Inspiration
During the covid-19 pandemic, we were becoming aware of the healthcare disparities which may have worsened the spread of covid-19. We took it upon ourselves to closely examine the relationship between whether or not someone is insured to contracting the virus. While exploring our data further, we realized that there are other factors that we need to consider as well. For instance, we need to consider factors like the unemployment rate, median income, number of people who claim to always wear their masks, and number of people who never wear their masks. Examining the environment people live in in addition to the insurance rate could provide a broader and better picture. Furthermore, we were interested to see whether similar trends applied to other diseases. So, we looked up “the 3 most dangerous diseases to have if you are uninsured.” Two of them were coronary heart disease and heart strokes. We excitedly took upon this challenge to see if there indeed was a relationship between having insurance and having those medical conditions.
What it does
How many cases of COVID-19 or heart diseases can we reduce by reducing the uninsured population by 10%? Or by reducing the unemployment rate? These are the questions that policymakers need answered to implement efficient and effective policies. With our tool, you can compare the case counts in your area with other states and counties and predict the case counts by changing the parameters like uninsured population, income, unemployment, and more. This will allow the policymakers to quickly gauge the impacts of their policies and propose policies that are suitable for their areas.
How we built it
Based on our datasets, XGBoost model was built for each disease. The model takes state, county, income, poverty, unemployment rate, mask use rates, and uninsured rates as independent variables and return the predicted disease counts as the dependent variable. The model is deployed on a public server to anyone to use.
Challenges we ran into
We faced a few challenges that generally come with exploring new software applications, environments, and modeling data. During our analysis, we often encountered cases where no trend was found due to the magnitude of population. For example, 300 people in a small town is not the same representation of population as 300 people in a big city. In order to resolve these issues, we tried our analysis by converting the units to percentages or aggregating the data on a state level. In addition, we attempted to incorporate our model into Tableau's dashboard. However, we ran into version conflicts which led us to creating a different site to host our model.

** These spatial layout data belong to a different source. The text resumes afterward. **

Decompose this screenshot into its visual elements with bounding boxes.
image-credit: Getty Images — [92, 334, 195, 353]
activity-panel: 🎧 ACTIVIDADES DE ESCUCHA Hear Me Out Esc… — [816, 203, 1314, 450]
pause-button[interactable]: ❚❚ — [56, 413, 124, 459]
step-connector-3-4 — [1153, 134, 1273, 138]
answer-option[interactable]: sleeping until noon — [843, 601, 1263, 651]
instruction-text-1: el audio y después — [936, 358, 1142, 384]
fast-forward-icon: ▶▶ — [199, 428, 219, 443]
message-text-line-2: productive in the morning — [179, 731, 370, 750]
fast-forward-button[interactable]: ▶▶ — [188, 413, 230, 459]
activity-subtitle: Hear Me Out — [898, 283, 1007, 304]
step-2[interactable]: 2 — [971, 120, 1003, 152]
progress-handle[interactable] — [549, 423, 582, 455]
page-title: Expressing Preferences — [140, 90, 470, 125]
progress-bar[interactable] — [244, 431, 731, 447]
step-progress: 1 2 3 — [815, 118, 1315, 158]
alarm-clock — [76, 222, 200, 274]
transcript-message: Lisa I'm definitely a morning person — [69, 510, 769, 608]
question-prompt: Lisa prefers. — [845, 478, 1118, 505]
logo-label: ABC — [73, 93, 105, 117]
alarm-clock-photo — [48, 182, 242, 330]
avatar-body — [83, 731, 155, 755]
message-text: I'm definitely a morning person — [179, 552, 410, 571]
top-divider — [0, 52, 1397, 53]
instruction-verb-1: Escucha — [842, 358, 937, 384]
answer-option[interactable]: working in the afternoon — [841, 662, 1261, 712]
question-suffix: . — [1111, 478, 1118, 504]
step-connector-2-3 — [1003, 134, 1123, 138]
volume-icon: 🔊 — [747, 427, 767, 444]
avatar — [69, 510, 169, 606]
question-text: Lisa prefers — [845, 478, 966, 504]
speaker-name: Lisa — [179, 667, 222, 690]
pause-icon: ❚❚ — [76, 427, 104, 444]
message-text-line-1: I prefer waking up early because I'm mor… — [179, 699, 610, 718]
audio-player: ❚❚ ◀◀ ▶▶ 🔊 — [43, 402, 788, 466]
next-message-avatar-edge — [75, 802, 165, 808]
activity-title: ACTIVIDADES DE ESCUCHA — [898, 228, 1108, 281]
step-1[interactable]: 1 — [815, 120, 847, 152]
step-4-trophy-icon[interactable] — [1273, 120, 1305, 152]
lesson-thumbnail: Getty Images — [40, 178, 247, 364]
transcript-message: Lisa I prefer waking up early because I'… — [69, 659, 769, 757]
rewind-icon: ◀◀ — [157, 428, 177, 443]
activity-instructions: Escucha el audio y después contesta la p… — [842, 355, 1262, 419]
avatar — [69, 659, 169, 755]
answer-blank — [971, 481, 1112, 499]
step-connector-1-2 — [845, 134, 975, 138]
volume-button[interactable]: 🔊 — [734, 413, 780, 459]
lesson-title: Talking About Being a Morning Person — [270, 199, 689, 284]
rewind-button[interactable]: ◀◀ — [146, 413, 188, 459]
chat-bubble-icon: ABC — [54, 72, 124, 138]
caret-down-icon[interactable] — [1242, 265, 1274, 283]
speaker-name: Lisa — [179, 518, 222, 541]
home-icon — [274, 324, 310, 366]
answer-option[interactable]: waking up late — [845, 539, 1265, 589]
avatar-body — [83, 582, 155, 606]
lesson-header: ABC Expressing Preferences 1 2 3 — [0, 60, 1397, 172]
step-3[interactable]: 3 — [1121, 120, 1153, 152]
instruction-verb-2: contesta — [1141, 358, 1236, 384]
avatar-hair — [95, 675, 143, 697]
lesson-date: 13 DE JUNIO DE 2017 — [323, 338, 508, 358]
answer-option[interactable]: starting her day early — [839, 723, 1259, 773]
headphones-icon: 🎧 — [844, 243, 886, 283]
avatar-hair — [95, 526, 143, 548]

Accomplishments that we're proud of
We are proud of coming together and creating a predictive model, analyzing our data from different perspectives, and putting it together on our website. Moreover, we are glad to provide our website to the public. They, especially policymakers, could use it as a tool in making crucial decisions.
What we learned
We learned how to deploy the python model to a public server, make a website, and create an interactive dashboard on Tableau.
What's next for Tackling Pandemic and Heart Disease with Predictive Tool
We hope to compare different pandemics over time and examine how the variables we examined affected the prevalence of those diseases.